Religiosidad vs. espiritualidad /

    La religiosidad y la espiritualidad son opuestas, antagónicas y excluyentes. La diferencia radica fundamentalmente en un factor psicológico: la actitud.
    Estoy de acuerdo con Marx cuando dice que la religiosidad “es el opio del pueblo”. Está soportada sobre el andamiaje del ego, y los pilares que la sostienen son la ignorancia, el apego y el miedo. Parte como una respuesta defensiva de la conciencia infantil y de las culturas primitivas y su principal motor es el miedo a una exterioridad peligrosa e implacable. La religiosidad es el camino del miedo, es lo que se construye y vive, cuando la vida carece de espíritu.
    En la religiosidad le atribuimos a Dios las actitudes negativas que traemos de nuestra primera infancia: lo hacemos un padre tan iracundo e incoherente como el nuestro, un policía suspicaz y corrupto que busca nuestra caída, un juez implacable o un bien tan perfecto e inhumano como la imagen granítica de la basílica de San Pedro. El religioso nunca se pregunta qué es lo que realmente piensa de su Dios; si lo hiciera le daría vergüenza de tenerlo en tan poca estima.
    La religiosidad separa a Dios y el Ser. Esto conlleva a la negación de la experiencia espiritual, porque toda experiencia es íntima e interior. Queda expulsada así la variable que sostiene el andamiaje de una verdadera espiritualidad: el Espíritu, porque este solo puede ser vivenciado.
    Como consecuencia, aborda y exalta los actos externos (rituales, ayuno, limosnas y penitencias) y desconoce los internos (motivaciones, actitudes, experiencias). Y resulta que los actos externos en sí son pura vanidad: hay quien salva por egoísmo, quien reza por miedo, quien ayuna por lujuria, mientras que los actos internos determinan nuestra verdadera vivencia de las cosas.
    La religiosidad es una mercadería hecha para manipular, sobornar, comprar y hacer trueque con lo sagrado. Traiciona el sentido de la vida y de la tierra. Pone al cielo en el allá y el entonces, en lugar de realizar el amor de Dios aquí y ahora, tal y como lo predica Jesús de forma clara y enfática. El religioso vive pegado del pasado, el futuro y el más allá, y nos enajena del único momento y lugar donde puede vivir la inspiración del Espíritu: el presente.
    La espiritualidad, por el contrario, parte de una idea antagónica: lo sagrado inicia todo movimiento a través de la inspiración del Espíritu que mora en nuestro interior, mientras escuchamos atentamente y ponemos en acción lo que el Espíritu sugiere.

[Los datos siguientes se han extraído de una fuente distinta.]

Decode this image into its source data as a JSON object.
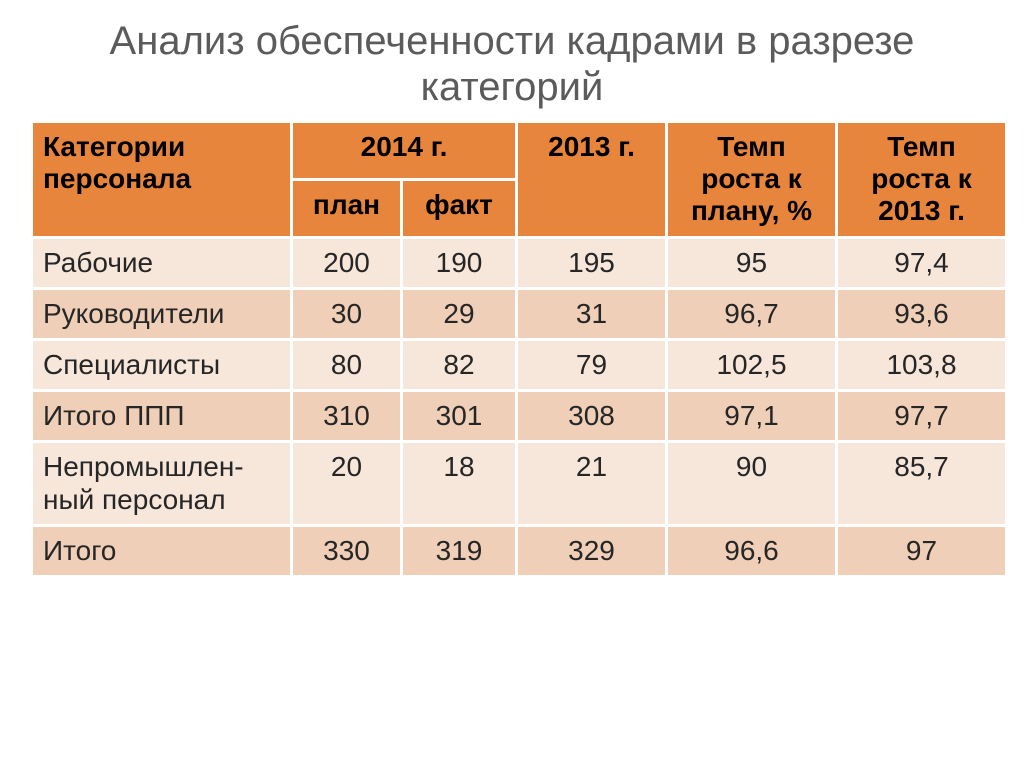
{
  "title": "Анализ обеспеченности кадрами в разрезе категорий",
  "table": {
    "type": "table",
    "header_bg": "#e8853d",
    "row_bg_a": "#f7e6da",
    "row_bg_b": "#efcfb7",
    "border_color": "#ffffff",
    "title_color": "#5b5b5b",
    "text_color": "#262626",
    "title_fontsize": 40,
    "cell_fontsize": 28,
    "columns": {
      "category": "Категории персонала",
      "y2014": "2014 г.",
      "plan": "план",
      "fact": "факт",
      "y2013": "2013 г.",
      "growth_plan": "Темп роста к плану, %",
      "growth_2013": "Темп роста к 2013 г."
    },
    "col_widths": {
      "category": 260,
      "plan": 110,
      "fact": 115,
      "y2013": 150,
      "growth_plan": 170,
      "growth_2013": 170
    },
    "rows": [
      {
        "category": "Рабочие",
        "plan": "200",
        "fact": "190",
        "y2013": "195",
        "growth_plan": "95",
        "growth_2013": "97,4"
      },
      {
        "category": "Руководители",
        "plan": "30",
        "fact": "29",
        "y2013": "31",
        "growth_plan": "96,7",
        "growth_2013": "93,6"
      },
      {
        "category": "Специалисты",
        "plan": "80",
        "fact": "82",
        "y2013": "79",
        "growth_plan": "102,5",
        "growth_2013": "103,8"
      },
      {
        "category": "Итого ППП",
        "plan": "310",
        "fact": "301",
        "y2013": "308",
        "growth_plan": "97,1",
        "growth_2013": "97,7"
      },
      {
        "category": "Непромышлен-ный персонал",
        "plan": "20",
        "fact": "18",
        "y2013": "21",
        "growth_plan": "90",
        "growth_2013": "85,7"
      },
      {
        "category": "Итого",
        "plan": "330",
        "fact": "319",
        "y2013": "329",
        "growth_plan": "96,6",
        "growth_2013": "97"
      }
    ]
  }
}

    La espiritualidad está basada en una confianza creciente que nos permite efectuar el salto inicial a la oscuridad, para encontrar lo sagrado en las partes más oscuras de nosotros mismos y de la vida. Esta confianza es el fundamento que catapulta las transformaciones de las que es capaz una persona con un verdadero camino espiritual, es su fortaleza.

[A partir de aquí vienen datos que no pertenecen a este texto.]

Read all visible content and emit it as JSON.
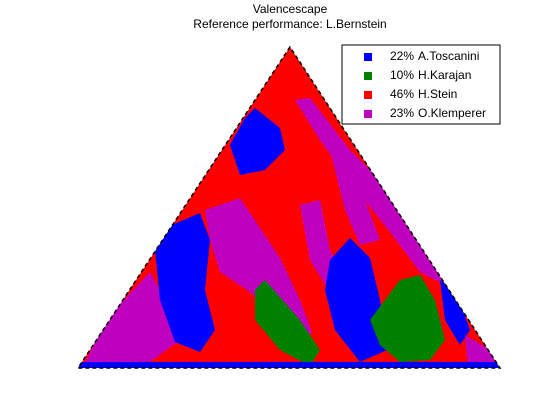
{
  "chart_data": {
    "type": "valencescape",
    "title": "Valencescape",
    "subtitle": "Reference performance: L.Bernstein",
    "series": [
      {
        "name": "A.Toscanini",
        "color": "#0000ff",
        "value": 22,
        "value_label": "22%"
      },
      {
        "name": "H.Karajan",
        "color": "#008000",
        "value": 10,
        "value_label": "10%"
      },
      {
        "name": "H.Stein",
        "color": "#ff0000",
        "value": 46,
        "value_label": "46%"
      },
      {
        "name": "O.Klemperer",
        "color": "#bf00bf",
        "value": 23,
        "value_label": "23%"
      }
    ],
    "legend": "upper right"
  }
}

    La espiritualidad rompe los ídolos, acaba con los ismos, renueva las cosas. No puede ser institucional, porque es íntima, no puede ser dogmática, porque está viva y la vida es cambiante e indómita en sus raíces. La espiritualidad, como el amor, es precisamente lo que no se vende ni se compra.

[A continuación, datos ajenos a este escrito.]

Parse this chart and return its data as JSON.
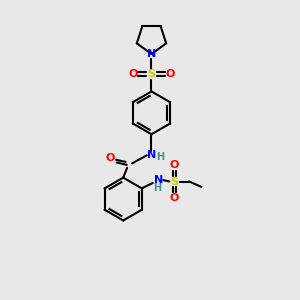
{
  "background_color": "#e8e8e8",
  "bond_color": "#000000",
  "atom_colors": {
    "N": "#0000ff",
    "O": "#ff0000",
    "S": "#cccc00",
    "C": "#000000",
    "H": "#4a9090"
  },
  "figsize": [
    3.0,
    3.0
  ],
  "dpi": 100
}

    La espiritualidad es más intima que cualquier forma, está aquí y ahora, es inmediata. No es cuestión de indumentarias ni de collares, ni de túnicas, ni de barbas, ni de plumas. Es fiel a la tierra, al cuerpo y a la vida. Y si su máxima meta no es la realización del amor aquí y ahora, entonces no es espiritual.
    La espiritualidad nos hace más conscientes, amorosos, presentes, despiertos, humanos, realistas, libres de miedo y más gozosos. Si no lo hace, entonces no es una verdadera espiritualidad; algo anda mal en la forma en que la estamos abordando.